Acute injury to the sesamoids can happen due to a variety of reasons. These include falling from a height onto the ball of the foot, crushing injuries to the big toe joint, directly kicking an object that forces the big toe upwards, or a direct blow to the bottom of the foot. Chronic injuries to the sesamoids can take place during repetitive pressure on the ball of the foot from activities such as dancing or stair climber use. This can also be seen in repetitive work-related activities, such as pedal use in machinery or platform standing. Indirect force from abnormal pulling of the tissue that attaches near or on the sesamoids can also lead to injury. In general, only one of the two sesamoids usually becomes injured, as injury to both is possible but uncommon.
Symptoms of sesamoiditis can include a sharp pain or dull ache on the bottom of the big toe joint. This pain becomes worsened when the toe is flexed in an upwards direction. Any activity that stresses this joint, including walking, running, and jumping, can cause pain. This is especially true while one is barefoot. Using flat and supportive shoes helps to decrease the the pain of this condition, while high heels makes it worse. The tissue under the big toe joint may feel swollen or full, and may even be warm to the touch in less common cases.
This condition is typically diagnosed during a simple physical exam by a foot specialist, although x-rays may be needed to rule out a stress fracture of true fracture. Stress fractures of the sesamoids can mimic the symptoms of sesamoiditis, and may be difficult to diagnose properly as they may not show up early on the x-ray. Special imaging like an MRI or nuclear bone scan is often needed to confirm a stress fracture. True fractures are typically easy to find on an x-ray, however the presence of a sesamoid in several pieces may not always be distinguishable from a naturally occurring multi-piece sesamoid that is simply inflamed. A physician must evaluate the nature of the line between the pieces to determine if it is a fracture or simply a natural separation.

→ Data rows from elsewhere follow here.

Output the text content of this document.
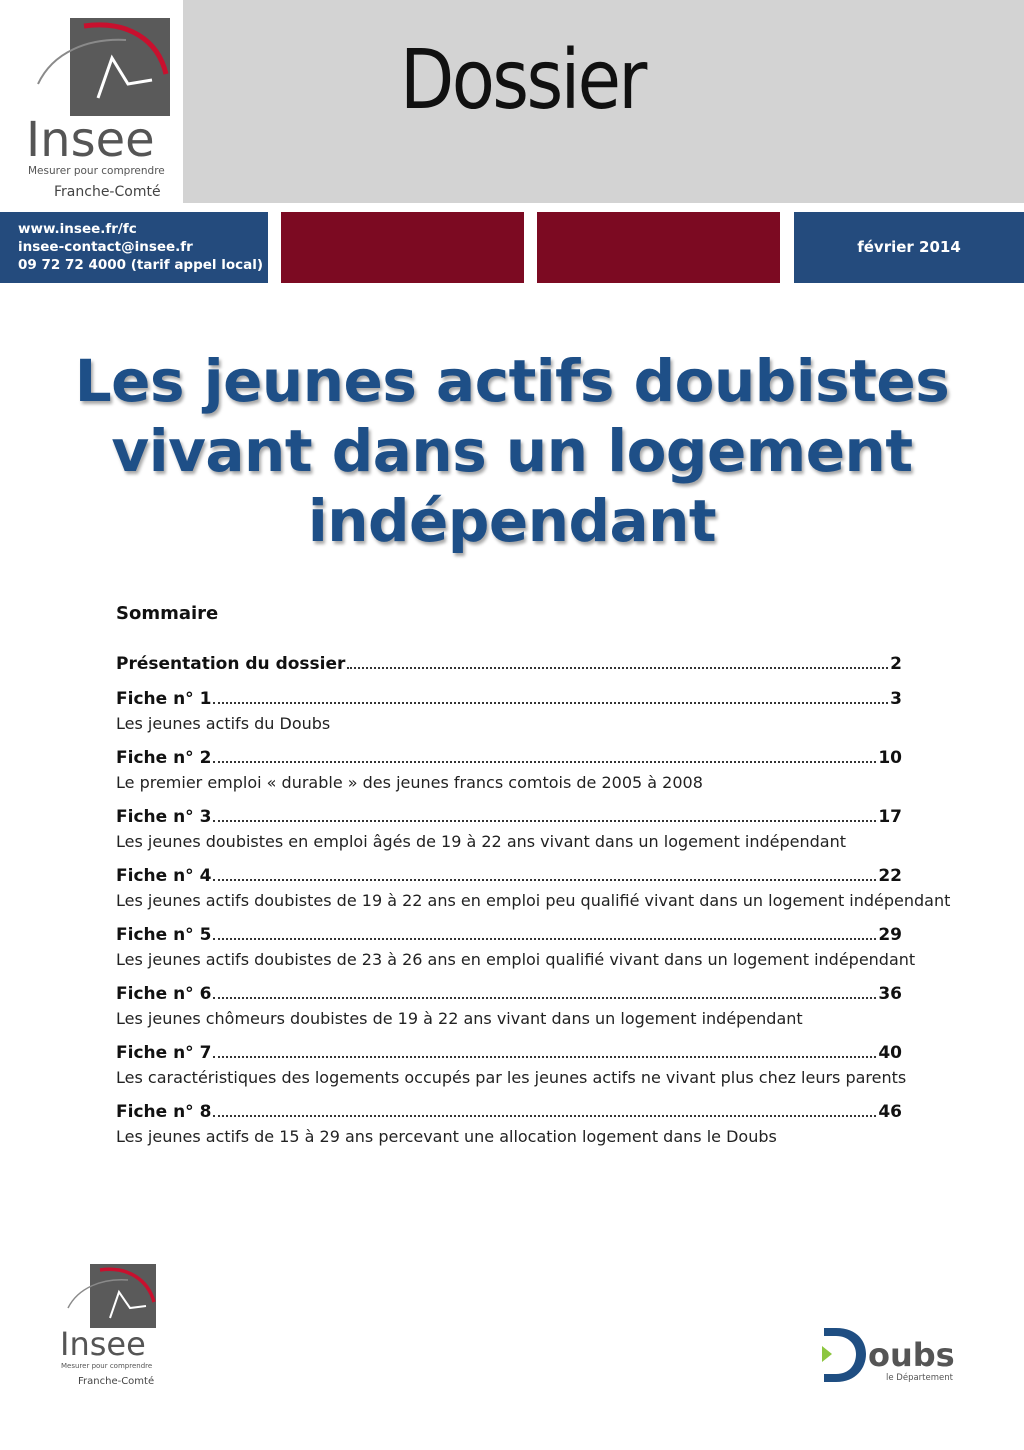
Insee
Mesurer pour comprendre
Franche-Comté
Dossier
www.insee.fr/fc
insee-contact@insee.fr
09 72 72 4000 (tarif appel local)
février 2014
Les jeunes actifs doubistes
vivant dans un logement
indépendant
Sommaire
Présentation du dossier	2
Fiche n° 1	3
Les jeunes actifs du Doubs
Fiche n° 2	10
Le premier emploi « durable » des jeunes francs comtois de 2005 à 2008
Fiche n° 3	17
Les jeunes doubistes en emploi âgés de 19 à 22 ans vivant dans un logement indépendant
Fiche n° 4	22
Les jeunes actifs doubistes de 19 à 22 ans en emploi peu qualifié vivant dans un logement indépendant
Fiche n° 5	29
Les jeunes actifs doubistes de 23 à 26 ans en emploi qualifié vivant dans un logement indépendant
Fiche n° 6	36
Les jeunes chômeurs doubistes de 19 à 22 ans vivant dans un logement indépendant
Fiche n° 7	40
Les caractéristiques des logements occupés par les jeunes actifs ne vivant plus chez leurs parents
Fiche n° 8	46
Les jeunes actifs de 15 à 29 ans percevant une allocation logement dans le Doubs
Insee
Mesurer pour comprendre
Franche-Comté
oubs
le Département
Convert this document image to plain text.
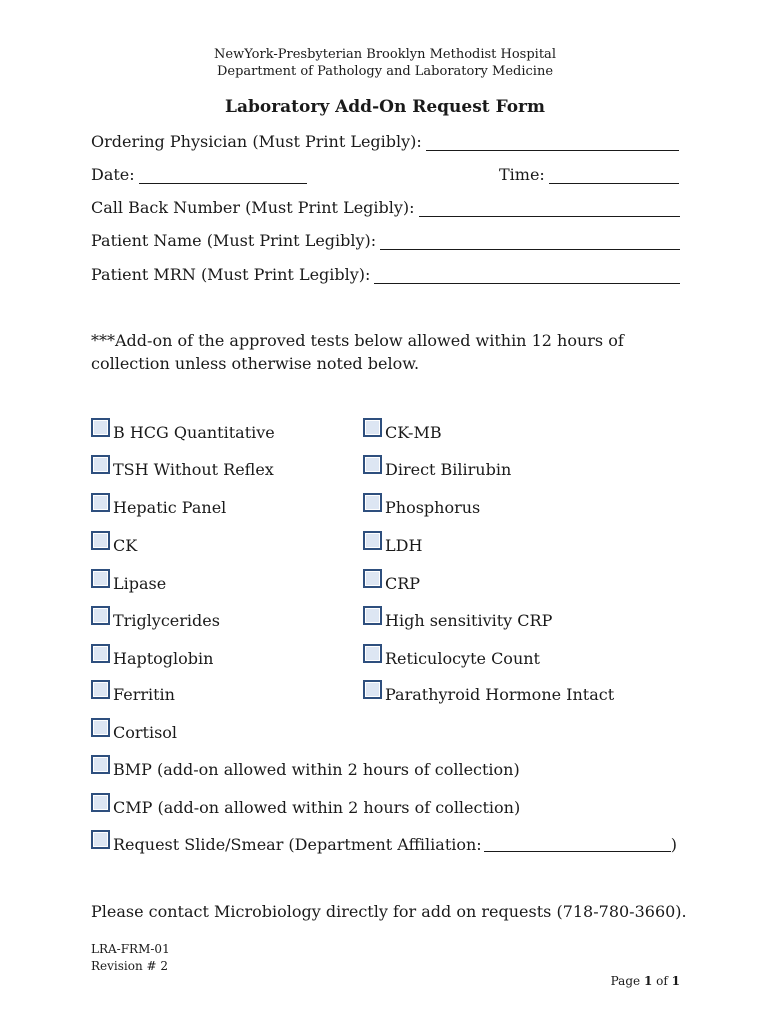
NewYork-Presbyterian Brooklyn Methodist Hospital
Department of Pathology and Laboratory Medicine
Laboratory Add-On Request Form
Ordering Physician (Must Print Legibly):
Date:	Time:
Call Back Number (Must Print Legibly):
Patient Name (Must Print Legibly):
Patient MRN (Must Print Legibly):
***Add-on of the approved tests below allowed within 12 hours of collection unless otherwise noted below.
B HCG Quantitative
TSH Without Reflex
Hepatic Panel
CK
Lipase
Triglycerides
Haptoglobin
Ferritin
CK-MB
Direct Bilirubin
Phosphorus
LDH
CRP
High sensitivity CRP
Reticulocyte Count
Parathyroid Hormone Intact
Cortisol
BMP (add-on allowed within 2 hours of collection)
CMP (add-on allowed within 2 hours of collection)
Request Slide/Smear (Department Affiliation:	)
Please contact Microbiology directly for add on requests (718-780-3660).
LRA-FRM-01
Revision # 2
Page 1 of 1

Treatment of sesamoiditis can be difficult at times, as healing may be slow. The basic treatment course involves removing the inflammation, and reducing the stress that caused it in the first place. Inflammation can be reduced by using anti-inflammatory medications. Icing is also an important part of this treatment course. More direct intervention can be considered in stubborn cases: if no fracture or stress fracture is suspected, a steroid injection can be given to reduce the inflammatory reaction of the bone and its surrounding region. These measures address the inflammation causing the pain, but the underlying stress also needs to be reduced for proper healing. This is made possible by using offloading padding or specialized shoe inserts to reduce pressure under the ball of the foot, or by modifying the activity that caused it in the first place. The use of stiffer-soled shoes is usually necessary, and impact activities must be curtailed during the healing process.
More serious cases may require immobilization in a walking boot or in a cast for up to several months. Cases that simply won’t heal with any of these measures may require surgical intervention. Surgical removal of one of the sesamoids is typically effective at eliminating the pain, and is sometimes also necessary when stress fractures or true fractures won’t heal. However, it should be noted that most people recover uneventfully and don’t need surgery or prolonged immobilization. Dancers and athletes can return to activity once the condition resolves, but with the knowledge the condition may return if stress to the big toe joint continues. The same applies for those with repetitive foot tasks at work.
Sesamoiditis can potentially be a long-term condition if not treated properly and promptly, and is often mistaken for other general big toe arthritic conditions with inadequate treatment the result. This common foot problem is easily treated, although the time to full healing may be somewhat lengthy. By seeing a foot specialist when the symptoms begin, a speedier recover can be potentially achieved, avoiding months of pain and disability.